Les auditions des candidats au poste de secrétaire général de la Francophonie, organisées devant les ministres des Affaires étrangères réunis en session extraordinaire de la Conférence ministérielle de la Francophonie (CMF), ont permis de mesurer les attentes profondes des États membres quant à l’avenir de l’Organisation internationale de la Francophonie.
À l’issue de cet exercice, une tendance se dégage avec une certaine netteté : la grande majorité des États membres semblent désormais privilégier un leadership capable de faire franchir une nouvelle étape à la Francophonie, en structurant véritablement son pilier économique. Si la langue française, la diversité culturelle, l’éducation et les valeurs démocratiques demeurent les fondements de l’espace francophone, l’heure est manifestement venue de renforcer la dimension économique de cette communauté de plus de 90 États et gouvernements.
Cette évolution des attentes n’est pas anodine. Les pays francophones recherchent aujourd’hui des réponses concrètes aux défis de l’emploi, de l’entrepreneuriat, de l’industrialisation, de l’innovation, du commerce intra-francophone et de l’intégration des chaînes de valeur. Ils souhaitent une Francophonie qui crée davantage d’opportunités pour les jeunes, les femmes, les entreprises et les investisseurs, au-delà de son rôle traditionnel de coopération politique et culturelle.

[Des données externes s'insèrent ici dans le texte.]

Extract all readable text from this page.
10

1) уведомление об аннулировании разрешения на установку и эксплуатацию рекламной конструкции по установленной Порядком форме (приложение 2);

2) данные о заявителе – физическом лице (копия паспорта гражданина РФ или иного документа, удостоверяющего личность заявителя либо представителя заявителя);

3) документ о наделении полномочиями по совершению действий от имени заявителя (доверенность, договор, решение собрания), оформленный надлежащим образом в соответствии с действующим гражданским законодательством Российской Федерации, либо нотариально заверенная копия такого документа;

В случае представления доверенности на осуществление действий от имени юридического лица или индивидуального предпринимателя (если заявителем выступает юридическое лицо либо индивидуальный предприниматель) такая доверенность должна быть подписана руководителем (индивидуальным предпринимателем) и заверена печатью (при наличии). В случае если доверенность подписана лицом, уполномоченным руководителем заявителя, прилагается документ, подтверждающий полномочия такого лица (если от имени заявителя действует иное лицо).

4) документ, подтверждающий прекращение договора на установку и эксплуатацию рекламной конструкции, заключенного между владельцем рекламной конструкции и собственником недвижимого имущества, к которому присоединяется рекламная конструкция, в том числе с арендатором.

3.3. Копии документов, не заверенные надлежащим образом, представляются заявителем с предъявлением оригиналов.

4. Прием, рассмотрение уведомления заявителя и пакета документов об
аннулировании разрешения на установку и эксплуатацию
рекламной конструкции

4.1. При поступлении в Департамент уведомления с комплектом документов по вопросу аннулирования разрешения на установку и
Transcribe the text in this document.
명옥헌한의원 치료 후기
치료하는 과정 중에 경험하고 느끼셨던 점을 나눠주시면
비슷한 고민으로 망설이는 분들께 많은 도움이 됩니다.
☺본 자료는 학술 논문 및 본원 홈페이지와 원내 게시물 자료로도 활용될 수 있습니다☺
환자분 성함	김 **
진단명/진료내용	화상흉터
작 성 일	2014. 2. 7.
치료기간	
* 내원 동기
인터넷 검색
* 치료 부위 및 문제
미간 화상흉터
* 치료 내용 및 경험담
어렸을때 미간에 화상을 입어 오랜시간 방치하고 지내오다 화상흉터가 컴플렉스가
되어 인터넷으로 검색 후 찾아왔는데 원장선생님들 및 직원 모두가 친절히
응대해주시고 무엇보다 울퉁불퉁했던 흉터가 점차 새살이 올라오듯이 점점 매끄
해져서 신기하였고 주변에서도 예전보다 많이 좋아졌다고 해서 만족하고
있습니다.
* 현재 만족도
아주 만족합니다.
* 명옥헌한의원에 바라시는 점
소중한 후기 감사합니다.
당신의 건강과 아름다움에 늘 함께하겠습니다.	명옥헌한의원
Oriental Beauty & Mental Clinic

Dans ce contexte, les candidats dont les propositions se sont éloignées de cette ambition économique gagneraient à réajuster leur approche. Une campagne électorale est aussi un exercice d’écoute. Les auditions ont fourni des indications précieuses sur les priorités des États membres. Les intégrer dans leur projet pourrait leur permettre de renforcer leur crédibilité et d’élargir leur base de soutien.
Le prochain secrétaire général ne sera pas seulement attendu comme le garant des valeurs de la Francophonie ; il devra également être un bâtisseur de partenariats économiques, un facilitateur des échanges et un catalyseur de prospérité partagée. C’est probablement sur cette capacité à donner une véritable impulsion à la Francophonie économique que se jouera une part importante de la décision des États membres.
L’élection à venir dépasse donc le choix d’une personnalité. Elle représente une occasion de redéfinir les priorités de la Francophonie pour les années à venir et de confirmer que la solidarité francophone peut aussi être un puissant levier de développement économique au bénéfice de tous ses membres.